Justice Amy Coney Barrett denied the application
without seeking response from the university or the state and without referring
it for a vote to the full Court.
The plaintiffs argued that because Indiana University’s
vaccination mandate encroaches on constitutional rights to bodily autonomy and
integrity, it should be subjected to heightened judicial scrutiny and Indiana
University should have to prove that its mandate is justified.
According to the application, the students are adults and
therefore “entitled to make their own medical treatment decisions, and have a
constitutional right to bodily integrity, autonomy, and of medical treatment
choice in the context of a vaccination mandate.”

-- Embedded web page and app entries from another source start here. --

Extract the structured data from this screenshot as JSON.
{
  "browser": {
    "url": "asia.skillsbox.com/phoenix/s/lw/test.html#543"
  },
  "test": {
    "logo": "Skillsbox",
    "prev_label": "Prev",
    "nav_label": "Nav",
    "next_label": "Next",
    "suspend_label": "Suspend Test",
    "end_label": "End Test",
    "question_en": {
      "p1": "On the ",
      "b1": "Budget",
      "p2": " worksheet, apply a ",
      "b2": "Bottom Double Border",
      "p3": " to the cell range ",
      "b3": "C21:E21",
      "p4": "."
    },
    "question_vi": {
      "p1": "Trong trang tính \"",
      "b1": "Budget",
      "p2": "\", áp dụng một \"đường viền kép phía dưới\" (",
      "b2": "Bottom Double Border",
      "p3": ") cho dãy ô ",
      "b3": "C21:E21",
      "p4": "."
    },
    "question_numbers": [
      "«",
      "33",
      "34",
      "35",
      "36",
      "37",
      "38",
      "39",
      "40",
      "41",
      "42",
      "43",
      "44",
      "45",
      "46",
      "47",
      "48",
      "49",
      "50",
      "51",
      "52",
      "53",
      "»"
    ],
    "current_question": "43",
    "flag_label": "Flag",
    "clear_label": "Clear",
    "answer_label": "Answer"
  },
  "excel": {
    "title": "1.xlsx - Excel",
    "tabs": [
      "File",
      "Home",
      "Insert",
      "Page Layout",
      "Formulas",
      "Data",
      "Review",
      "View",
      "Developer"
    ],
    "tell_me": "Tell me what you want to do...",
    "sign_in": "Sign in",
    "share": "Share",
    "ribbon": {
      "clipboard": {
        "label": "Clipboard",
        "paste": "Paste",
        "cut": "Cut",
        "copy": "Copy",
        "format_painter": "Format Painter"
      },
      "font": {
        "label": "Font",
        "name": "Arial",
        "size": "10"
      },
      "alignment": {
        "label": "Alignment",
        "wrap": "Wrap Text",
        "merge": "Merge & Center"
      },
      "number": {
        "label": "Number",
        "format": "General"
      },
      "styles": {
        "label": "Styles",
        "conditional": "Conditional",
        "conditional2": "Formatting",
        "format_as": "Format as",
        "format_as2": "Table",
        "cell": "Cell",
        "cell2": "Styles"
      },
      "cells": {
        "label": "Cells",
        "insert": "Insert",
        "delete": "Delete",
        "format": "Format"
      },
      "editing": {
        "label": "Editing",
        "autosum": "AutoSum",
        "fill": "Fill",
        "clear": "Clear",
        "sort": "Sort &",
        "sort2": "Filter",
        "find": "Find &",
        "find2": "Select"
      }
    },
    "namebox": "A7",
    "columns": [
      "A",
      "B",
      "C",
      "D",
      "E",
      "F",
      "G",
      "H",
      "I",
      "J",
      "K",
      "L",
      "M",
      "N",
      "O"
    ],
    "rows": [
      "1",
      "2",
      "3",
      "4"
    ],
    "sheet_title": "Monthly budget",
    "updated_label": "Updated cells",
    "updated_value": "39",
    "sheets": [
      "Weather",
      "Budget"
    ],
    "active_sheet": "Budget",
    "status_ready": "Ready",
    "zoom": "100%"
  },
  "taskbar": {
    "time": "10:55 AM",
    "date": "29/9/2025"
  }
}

However, the US Court of Appeals for the Seventh
Circuit already rejected this argument earlier this month,
pointing to the relatively limited scope of the mandate and the numerous
exemptions it offers. The Seventh Circuit particularly noted that “six of the
eight plaintiffs have claimed a religious exception, and a seventh is eligible
for it” adding that those who do not want to get vaccinated have the freedom of
choice in attending the ample number of other universities that do not
require vaccination against SARS-CoV-2.
Indiana University’s vaccination
policy requires that all students, faculty, and staff be fully
vaccinated or have an approved religious, medical, or ethical exemption before
returning to campus.
The lack of referral to the full court and not seeking a
response from the university on the emergency injunction application is seen by legal commentators as a sign that the Court
does not consider this a “particularly close case.”
This is the third consecutive defeat for the students in
less than a month. Attorney for the students, James Bopp, noted the students’ disappointment with the Supreme
Court’s refusal to intervene and stated that the students intend to continue to
fight in the lower courts.
Insofar as the injunction is concerned, this may not be
possible because the lower courts have already ruled on the matter. Thus, the
students will have to argue the case on merits and potentially go to trial
while the vaccine mandate remains in place.